The new species can be distinguished from the remaining three species of Enchodelus macrodorus  group by its lip differentiation: lip region set off by depression vs offset by a distinct constriction. Further, it differs from Enchodelus babakicus  by its longer body in female (1.57-2 vs 1.21-1.56 mm), ovaries longer (206-218 µm vs 39-63 µm), longer uterus (220-346 vs 130-175 μm) and tail (25-30 vs 16-22 μm); shorter prerectum (87-140 vs 151-232 μm or 2.1-3.5 vs 4.5-8.5 anal body diam. long), males with longer spicules (65-74 vs 49-61 µm) and narrower lateral chord (10-12 vs 15-20% of corresponding body diam.); different tail shape in first stage juvenile (straight vs ventrally curved); from Enchodelus distinctus  the new species is differentiated by its longer odontostyle (38-43 vs 36 µm), more posteriorly located guiding ring (24-28 vs 21-23 µm), different structure of uterus (tripartite vs bipartite), saccate bodies present vs absent.
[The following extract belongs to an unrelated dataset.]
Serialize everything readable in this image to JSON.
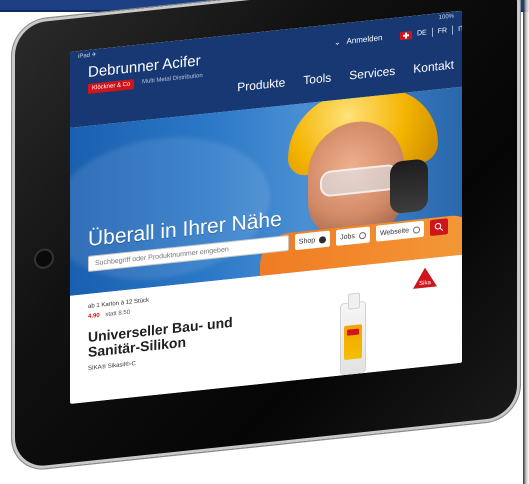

Finally, the new species can be distinguished from Enchodelus saxifragae  by a narrower lip region (15-17.5 vs 18-22 µm or 2.3-2.8 vs 1.8-2.3 odontostyle as lip region diam.), shorter pharyngeal expansion (av.121 (113-130) vs av.153 (144-162.5) and av. 147 (116-186) µm), shorter prerectum (87-140 vs 140-294 μm or 2.1-3.5 vs 4-8 anal body diam ) and fewer ventromedian supplements (10-12 vs 13-16) ( Popovici 1995, Guerrero et al. 2008).

Type-locality and habitat.

Different types of vegetation from a polygonal polar desert on Bol’shevik Island, Severnaya Zemlya Archipelago, Russian Arctic (Table 1).


Holotype, 5 paratype females, 4 paratype males and 2 juveniles deposited in the Nematode collection of the Institute of Biodiversity and Ecosystem Research, BAS; one female and one male paratypes each at the nematode collections of the following institutions: The Center of Parasitology of Institute for Problems of Ecology and Evolution, RAS, Russia and Plant Protection Service, Wageningen, The Netherlands.


The species is named in honor of Dr. Olga Makarova (Institute for Problems of Ecology and Evolution, Russia) who is an outstanding biologist investigating polar habitats and has kindly provided us with numerous nematode materials from Arctic polar deserts.